Clever. I like it. Would it not be a good idea to record the name of the file only once? Like:
foo: index.html,5,18; bar: index.html,6;page1.html,1; baz: index.html,7;
That would make the index smaller. Then with some trivial splitting, you end up with something like:
$seq{'foo'}{'index.html'} = [5,18]; $seq{'bar'}{'index.html'} = [6]; $seq{'bar'}{'page1.html'} = [1]; $seq{'baz'}{'index.html'} = [7];
Now I just need a clever algorithm to iterate over it all and figure out which document has foo bar baz in order. Hmmm.

    The following should work, but it's off the top of my head and hasn't been thought out, so it's possible there's a better algorithm and it's also possible there's a bug in the code, so be sure to give it a good once over to make sure i haven't screwed up somewhere.

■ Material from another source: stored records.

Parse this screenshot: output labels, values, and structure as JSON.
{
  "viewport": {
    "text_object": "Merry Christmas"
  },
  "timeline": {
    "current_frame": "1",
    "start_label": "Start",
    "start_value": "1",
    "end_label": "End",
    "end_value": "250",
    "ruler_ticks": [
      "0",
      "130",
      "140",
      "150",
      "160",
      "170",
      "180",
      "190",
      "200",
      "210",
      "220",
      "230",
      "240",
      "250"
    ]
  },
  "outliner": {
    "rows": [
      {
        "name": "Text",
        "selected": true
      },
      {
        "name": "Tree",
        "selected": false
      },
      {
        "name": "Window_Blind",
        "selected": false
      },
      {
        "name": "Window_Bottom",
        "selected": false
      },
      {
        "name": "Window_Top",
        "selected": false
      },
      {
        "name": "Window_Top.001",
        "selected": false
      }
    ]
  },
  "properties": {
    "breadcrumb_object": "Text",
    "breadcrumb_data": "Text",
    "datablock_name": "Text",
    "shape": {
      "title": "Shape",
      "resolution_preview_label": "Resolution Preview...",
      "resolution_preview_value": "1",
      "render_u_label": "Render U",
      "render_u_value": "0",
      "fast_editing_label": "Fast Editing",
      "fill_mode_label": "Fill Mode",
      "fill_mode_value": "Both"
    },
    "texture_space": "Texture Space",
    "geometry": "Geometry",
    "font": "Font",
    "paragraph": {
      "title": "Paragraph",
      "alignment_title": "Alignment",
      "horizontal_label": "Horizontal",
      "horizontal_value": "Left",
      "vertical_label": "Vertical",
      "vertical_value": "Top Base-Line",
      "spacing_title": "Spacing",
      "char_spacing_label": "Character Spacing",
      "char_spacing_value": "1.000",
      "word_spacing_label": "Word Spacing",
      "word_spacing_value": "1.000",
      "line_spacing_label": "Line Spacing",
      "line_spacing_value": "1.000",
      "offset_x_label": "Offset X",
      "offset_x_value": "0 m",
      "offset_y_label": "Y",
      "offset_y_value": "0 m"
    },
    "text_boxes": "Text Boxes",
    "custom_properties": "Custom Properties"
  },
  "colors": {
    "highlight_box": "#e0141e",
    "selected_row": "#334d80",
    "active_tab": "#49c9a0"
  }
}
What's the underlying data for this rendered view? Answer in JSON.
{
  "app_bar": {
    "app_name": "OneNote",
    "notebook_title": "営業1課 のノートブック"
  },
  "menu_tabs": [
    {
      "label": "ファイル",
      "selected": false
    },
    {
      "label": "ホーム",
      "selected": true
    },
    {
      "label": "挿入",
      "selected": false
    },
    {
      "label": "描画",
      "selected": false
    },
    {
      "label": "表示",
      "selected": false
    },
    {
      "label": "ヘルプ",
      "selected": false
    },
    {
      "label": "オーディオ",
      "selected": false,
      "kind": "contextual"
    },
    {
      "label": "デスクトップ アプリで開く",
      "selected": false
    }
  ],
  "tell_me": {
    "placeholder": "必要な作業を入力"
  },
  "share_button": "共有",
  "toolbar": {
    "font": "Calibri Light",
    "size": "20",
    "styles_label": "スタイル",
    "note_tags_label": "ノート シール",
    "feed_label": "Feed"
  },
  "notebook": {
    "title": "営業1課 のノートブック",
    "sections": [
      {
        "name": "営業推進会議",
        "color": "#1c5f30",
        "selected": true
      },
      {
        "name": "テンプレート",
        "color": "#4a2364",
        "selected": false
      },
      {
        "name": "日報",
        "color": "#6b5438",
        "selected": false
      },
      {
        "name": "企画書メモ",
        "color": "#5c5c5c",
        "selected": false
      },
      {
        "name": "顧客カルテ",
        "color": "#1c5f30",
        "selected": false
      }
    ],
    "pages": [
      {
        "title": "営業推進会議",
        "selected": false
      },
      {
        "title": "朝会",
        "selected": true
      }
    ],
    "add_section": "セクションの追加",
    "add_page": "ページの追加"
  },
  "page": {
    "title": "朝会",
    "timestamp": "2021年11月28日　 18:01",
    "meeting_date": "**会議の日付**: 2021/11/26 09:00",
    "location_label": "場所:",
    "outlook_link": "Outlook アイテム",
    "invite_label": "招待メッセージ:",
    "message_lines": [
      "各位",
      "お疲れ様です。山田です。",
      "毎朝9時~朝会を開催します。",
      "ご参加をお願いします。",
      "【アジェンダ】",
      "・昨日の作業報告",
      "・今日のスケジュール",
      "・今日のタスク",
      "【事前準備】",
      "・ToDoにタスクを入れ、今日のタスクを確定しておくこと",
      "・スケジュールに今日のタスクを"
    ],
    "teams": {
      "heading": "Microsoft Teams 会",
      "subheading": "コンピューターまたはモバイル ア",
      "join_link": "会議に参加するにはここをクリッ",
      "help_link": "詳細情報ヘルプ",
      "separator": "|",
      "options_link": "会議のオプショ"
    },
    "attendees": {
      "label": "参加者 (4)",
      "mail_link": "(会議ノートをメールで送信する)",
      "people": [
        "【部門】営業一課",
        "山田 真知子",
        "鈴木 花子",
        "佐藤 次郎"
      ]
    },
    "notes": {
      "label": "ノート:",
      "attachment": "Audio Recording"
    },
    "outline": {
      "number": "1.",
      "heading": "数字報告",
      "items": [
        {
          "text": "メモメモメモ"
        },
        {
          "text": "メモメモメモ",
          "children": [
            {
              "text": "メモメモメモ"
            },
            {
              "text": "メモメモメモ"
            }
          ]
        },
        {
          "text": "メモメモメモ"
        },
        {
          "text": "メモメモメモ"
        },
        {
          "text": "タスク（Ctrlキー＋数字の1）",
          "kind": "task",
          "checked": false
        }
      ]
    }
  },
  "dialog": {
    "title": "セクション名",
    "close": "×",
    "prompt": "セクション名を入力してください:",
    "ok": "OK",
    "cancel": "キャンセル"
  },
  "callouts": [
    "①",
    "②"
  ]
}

    $seq{'foo'}{'index.html'} = [5,18]; $seq{'bar'}{'index.html'} = [6]; $seq{'bar'}{'page1.html'} = [1]; $seq{'baz'}{'index.html'} = [7]; @pages = &find_phrase("foo bar baz"); sub find_phrase { my @words = split(/\s+/, $_[0]); my $word = shift @words; my $pos; my $page; my %found; foreach $page (keys %{$seq{$word}}) { foreach $pos (@{$seq{$word}{$page}}) { if(&find_phrase_at($page, $pos + 1, @words)) { $found{$page} = 1; } } } return keys %found; } sub find_phrase_at { my $file = shift; my $position = shift; my @words = @_; my $word; if(@words == 0) { return 1; } $word = shift @words; if(grep($_ == $position, @{$seq{$word}{$file}})) { return &find_phrase_at($file, $position + 1, @words); } return 0; }